Not everything we learned was encouraging. The appeal of socialism among younger generations is troubling. Its ideals sound humane and even familiar, but in practice, socialism and communism have repeatedly collided with human nature. Firewood warms you five times—when you chop it, split it, stack it, carry it, and burn it. In the same way, “the warmth of collectivism” promises heat while demanding labor that rarely yields prosperity. History’s verdict on this is consistent. Let us hope we do not have to repeat that lesson outside those areas which have voted to repeat the failed experiment.

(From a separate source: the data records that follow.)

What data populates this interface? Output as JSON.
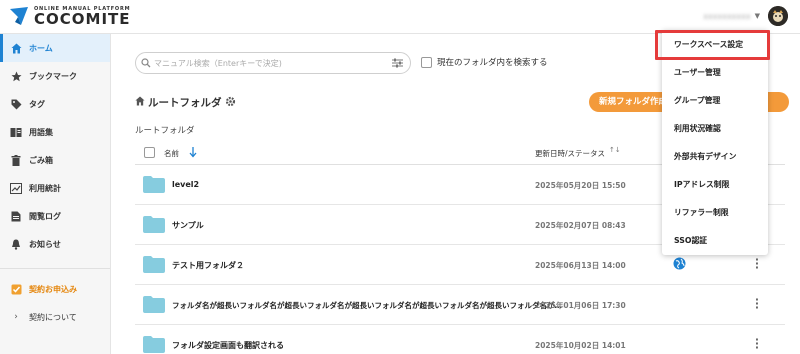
{
  "header": {
    "logo_sub": "ONLINE MANUAL PLATFORM",
    "logo_main": "COCOMITE",
    "user_name": "xxxxxxxxxx",
    "brand_color": "#1e82d2"
  },
  "sidebar": {
    "items": [
      {
        "label": "ホーム",
        "icon": "home-icon",
        "active": true
      },
      {
        "label": "ブックマーク",
        "icon": "star-icon"
      },
      {
        "label": "タグ",
        "icon": "tag-icon"
      },
      {
        "label": "用語集",
        "icon": "glossary-icon"
      },
      {
        "label": "ごみ箱",
        "icon": "trash-icon"
      },
      {
        "label": "利用統計",
        "icon": "chart-icon"
      },
      {
        "label": "閲覧ログ",
        "icon": "log-icon"
      },
      {
        "label": "お知らせ",
        "icon": "bell-icon"
      }
    ],
    "contract_apply": "契約お申込み",
    "contract_about": "契約について"
  },
  "search": {
    "placeholder": "マニュアル検索（Enterキーで決定)",
    "value": "",
    "current_folder_label": "現在のフォルダ内を検索する"
  },
  "main": {
    "folder_title": "ルートフォルダ",
    "new_folder_button": "新規フォルダ作成",
    "breadcrumb": "ルートフォルダ",
    "col_name": "名前",
    "col_date": "更新日時/ステータス",
    "rows": [
      {
        "name": "level2",
        "date": "2025年05月20日 15:50"
      },
      {
        "name": "サンプル",
        "date": "2025年02月07日 08:43"
      },
      {
        "name": "テスト用フォルダ２",
        "date": "2025年06月13日 14:00"
      },
      {
        "name": "フォルダ名が超長いフォルダ名が超長いフォルダ名が超長いフォルダ名が超長いフォルダ名が超長いフォルダ名が…",
        "date": "2025年01月06日 17:30"
      },
      {
        "name": "フォルダ設定画面も翻訳される",
        "date": "2025年10月02日 14:01"
      }
    ]
  },
  "dropdown": {
    "items": [
      "ワークスペース設定",
      "ユーザー管理",
      "グループ管理",
      "利用状況確認",
      "外部共有デザイン",
      "IPアドレス制限",
      "リファラー制限",
      "SSO認証"
    ],
    "highlight_color": "#e53b3b"
  }
}
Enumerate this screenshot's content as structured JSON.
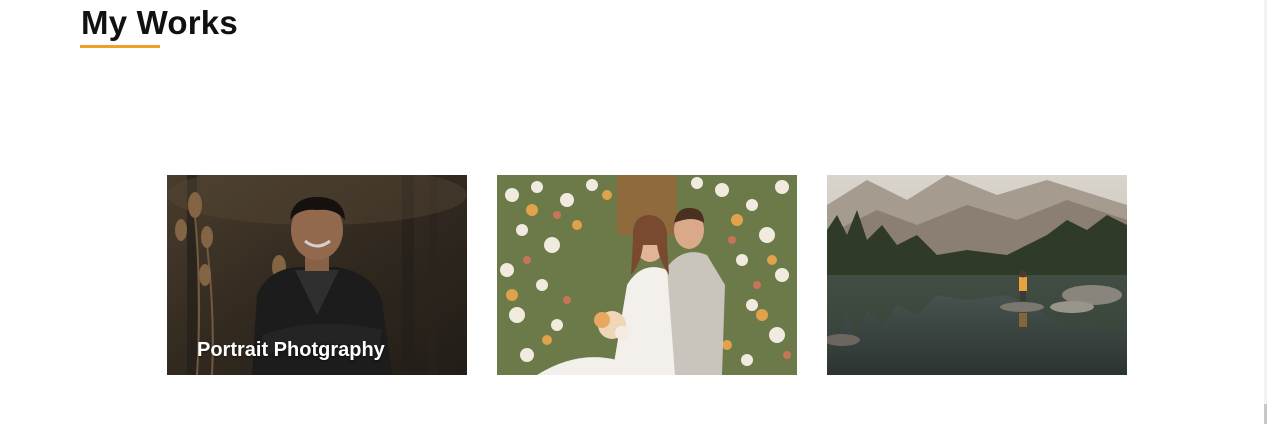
{
  "section": {
    "title": "My Works",
    "underline_color": "#f0a125"
  },
  "gallery": {
    "items": [
      {
        "caption": "Portrait Photgraphy",
        "image": "portrait-photo"
      },
      {
        "caption": "",
        "image": "wedding-couple-photo"
      },
      {
        "caption": "",
        "image": "mountain-lake-photo"
      }
    ]
  }
}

History books dwell on the struggles of elites and their ideologies—on the battles, the rubble, and the refugees. The 19th century gave us the term “cannon fodder,” referring to the raw material of human lives sent to be slaughtered to further the goals of the elite. The next century repeated the lesson with grim regularity. Yet history is surprisingly forgiving to those who manage to stay out from under its wheels. The daily lives of ordinary people change little during wars, revolutions, and upheavals when those lives are rooted in family, faith, and community. Societies built on those foundations are resilient; those dependent on government are fragile.
There is comfort in knowing that most of us avoid the crush of history’s turning wheels, but not enough comfort to ignore the cautionary tales they leave behind. We never know where those wheels will turn next, and few of us have not lost—or known someone lost—to the battlefield or to the chaos that comes with troubled times. We are losing our cities to that chaos, and while those who have escaped to the country may feel secure in the separation, without those cities there would be a lot more wood to chop, and not for the sake of prosperity.
For those who prefer ideology over historical fact, “This time is different” is the fallacy that keeps us pulling the slot-machine handle until the quarters run out. We might look in the mirror and imagine the past receding beyond reach. But objects in the mirror are closer than they appear.